Khufu kolu inşaat sırasında gezilebilir durumdaydı
Araştırmacılar, piramitlerin inşasında hem Khufu Nil'inin hem de Giza platosunun kullanıldığına dair kanıtlar olduğunu iddia ediyor. Sheisha ve meslektaşları, Eski Krallık mühendislerinin platodaki devasa anıtlarını oluşturmak için nehir ortamından ve yıllık Nil taşkınlarından yararlandıklarını iddia etti. Malları daha iyi boşaltmak için inşaatçılar Khufu'nun kolunu bazı yerlerde derinleştirmiş, kanallar ve liman tesisleri inşa etmişlerdir.
Bu, inşaatçıların taşların ve diğer malzemelerin gemiyle transferini yönetmelerine yardımcı oldu ve özellikle Nil'in yıllık taşkınları sırasında ağır yüklü yük gemilerinin bile neredeyse doğrudan piramit inşaat alanına ilerlemesini mümkün kıldı. Bunun sonucunda, özellikle Dördüncü Hanedanlık döneminde Giza platosundaki arkeolojik alanların sayısında keskin bir artış oldu.
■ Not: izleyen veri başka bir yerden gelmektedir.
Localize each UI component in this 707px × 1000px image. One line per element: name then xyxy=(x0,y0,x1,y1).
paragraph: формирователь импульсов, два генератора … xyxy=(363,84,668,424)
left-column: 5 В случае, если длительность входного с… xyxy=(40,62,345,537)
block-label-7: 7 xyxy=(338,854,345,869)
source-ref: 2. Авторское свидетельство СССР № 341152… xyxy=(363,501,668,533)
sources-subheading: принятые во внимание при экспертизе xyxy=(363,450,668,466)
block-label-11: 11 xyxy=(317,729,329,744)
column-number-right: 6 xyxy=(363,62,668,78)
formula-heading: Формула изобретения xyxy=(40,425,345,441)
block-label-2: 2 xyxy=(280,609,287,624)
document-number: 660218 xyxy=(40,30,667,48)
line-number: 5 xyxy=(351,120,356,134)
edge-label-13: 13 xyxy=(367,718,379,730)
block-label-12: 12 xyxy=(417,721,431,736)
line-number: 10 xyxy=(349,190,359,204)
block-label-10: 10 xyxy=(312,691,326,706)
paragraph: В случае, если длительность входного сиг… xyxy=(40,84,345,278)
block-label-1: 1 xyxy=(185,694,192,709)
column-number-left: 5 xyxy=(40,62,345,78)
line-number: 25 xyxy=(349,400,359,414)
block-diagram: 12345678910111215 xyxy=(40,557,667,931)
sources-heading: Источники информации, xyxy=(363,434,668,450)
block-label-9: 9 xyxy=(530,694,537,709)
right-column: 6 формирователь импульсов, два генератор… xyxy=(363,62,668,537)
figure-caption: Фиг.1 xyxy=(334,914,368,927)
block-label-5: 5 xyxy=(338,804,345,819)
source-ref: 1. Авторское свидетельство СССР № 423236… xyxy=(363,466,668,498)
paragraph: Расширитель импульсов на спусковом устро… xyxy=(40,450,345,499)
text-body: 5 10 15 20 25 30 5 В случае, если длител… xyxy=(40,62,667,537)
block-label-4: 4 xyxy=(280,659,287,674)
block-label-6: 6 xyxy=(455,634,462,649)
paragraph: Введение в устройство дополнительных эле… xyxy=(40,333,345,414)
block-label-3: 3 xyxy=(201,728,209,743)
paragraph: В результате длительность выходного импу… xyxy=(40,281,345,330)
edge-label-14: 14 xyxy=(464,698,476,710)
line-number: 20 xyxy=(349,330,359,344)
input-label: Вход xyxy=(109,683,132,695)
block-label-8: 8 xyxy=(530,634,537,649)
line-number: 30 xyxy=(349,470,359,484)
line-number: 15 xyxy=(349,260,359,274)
Bu, firavunlar Khufu, Khafre ve Menkaure tarafından bugün hala ayakta olan özel bir yapı olan Büyük Piramitleri inşa etmek için kullanıldı.
Eski Krallık azalan su seviyeleri nedeniyle sona erdi
Nil'in Khufu kolundaki sabit su seviyeleri yaklaşık MÖ 2225'e, yani Eski Krallık döneminin sonuna kadar devam etmiştir. Bunu takiben Nil ve kollarının su seviyelerinde bir düşüş yaşanmış ve kısa bir süre sonra Kuzey Afrika, yıllık Nil taşkınlarının bile gerçekleşmesini engelleyen bir kuraklık dönemi yaşamıştır. Bu başarısızlığın, Eski Krallık'ın sonunu ve Mısır'ın Birinci Ara Dönemi'nin başlangıcını getiren korkunç kıtlıklara yol açtığı düşünülmektedir.
MÖ 1349'da Firavun Tutankamon'un hükümdarlığının başlangıcında başka bir kurak dönem ortaya çıkana kadar iklim ve su seviyeleri sonraki yüzyıllarda büyük ölçüde değişti. Üçüncü Ara Dönem'in başlangıcında Nil'in ve Khufu kolunun su seviyeleri önemli ölçüde düşmüştü ve bu da Khufu kolunun giderek alüvyonlaşmasına ve kurumasına yol açtı.